Юрка и Санька быстро полюбили эти свои вылазки в депо. В том числе по причине совмещения полезного с приятным: всякий раз, после нескольких часов напряженного спиливания и откручивания, Федор Михайлович водил мальчишек в шикарную деповскую столовую. С неизменной мотивировкой: «Как полопаете, так и потопаете».
– А еще Постников сказал, – запоздало вспомнив, спохватился Санька, – с завтрашнего дня все ученики шестых и седьмых классов определяются связными при школе и домохозяйствах. Нас с тобой вроде бы к школе приписали, а Петьку…
– И чего эти связные делать должны?
– Ой! А про это я и забыл спросить.
– Эх, ты! Всякие вражеские слухи[7] собираешь, а про главное разузнать не удосужился. Ладно, давай часикам к семи подходи к нам. Бабушка сегодня поздно будет, так что составишь компанию за ужином.
Юрка открыл входную дверь своим ключом и, не разуваясь, направился через гостиную в комнату, которую занимали Ольга с бабушкой. Здесь из-за неплотно прикрытой двери до него донеслось звонкое щебетание сестры:
– Уважаемые радиослушатели! Сейчас по многочисленным заявкам прозвучит песня про овечку в исполнении заслуженной артистки республики Оли Алексеевой.
Юрка тихонечко заглянул – Ольга была в комнате одна.
Подняв крышку фортепиано, она высадила на нее всех своих мишек и зайцев, и теперь, невпопад стуча пальчиком по клавишам, исполняла для них свою любимую песенку:
– А где бабушка?
Ольга вздрогнула всем телом, испуганно обернулась.
– Фу! Напугал! – Малышка покачала головой и погрозила брату указательным пальчиком. – Не стыдно?
– Не-а.
– Очень плохо. Между прочим, у нас концерт, а ты мешаешь.
– Объявляй антракт.
– Зачем?
– Сейчас узнаешь, – таинственно отозвался Юрка и, присев на корточки, стал рыться в школьной планшетке. – Закрой глаза.
Сестра посмотрела на него с недоверием.
– Ага, закрой. А вдруг ты опять с какой-нибудь глупостью?
– Закрой, говорю!
– Хорошо. Только не пугай меня больше. А то я пугаюсь.
– А теперь протяни правую руку, но пока не смотри! – Крепко зажмурившаяся Ольга осторожно вытянула ладошку, и Юра положил в нее давешние утренние печеньки. – А теперь левую! – В левую отправилось заработанное яблоко. – Все, можешь открывать!
Ольга распахнула глазища и…
– Это… это что? Всё мне?!
– Всё. Тебе.
– Юрочка! Миленький! Как же я тебя люблю-прелюблю!
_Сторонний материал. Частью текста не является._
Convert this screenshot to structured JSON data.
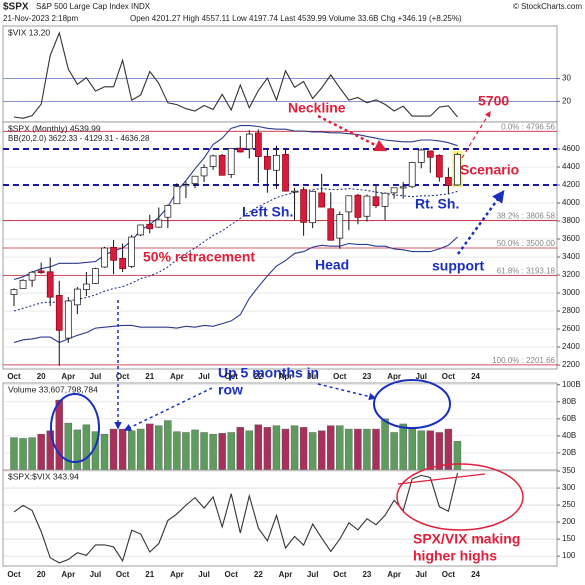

Сестренка бросилась к нему на шею, крепко обхватила, прижавшись всем своим тщедушным тельцем, и клюнула в щеку. Заставив Юрку смущенно покраснеть и одновременно сомлеть от проявления столь непосредственной, исключительно детской искренности…
– Закемарил, Зосипатыч? – неверно истолковал закрытые глаза погрузившегося в воспоминания Барона Борис. – Извиняй, что долго. Забыл, когда в последний раз на настоящем унитазе большую нужду справлял. О, водка-то у нас того? Щас, исправим.
Он достал чекушку и, игнорируя бдительных буфетчиков, не таясь, перелил остатки в пустой графинчик. Бдительные маневр углядели, но вмешиваться не стали. Распознав в банкующем пассажире потенциальные хлопоты из разряда «себе дороже».
– Во! Другое дело. Скока на твоих золотых?
Барон помотал головой, возвращаясь в реальность, и бросил взгляд на запястье:
– Без четверти двенадцать.
– Эге ж! Выходит, мне до Семибратово меньше часу езды осталось?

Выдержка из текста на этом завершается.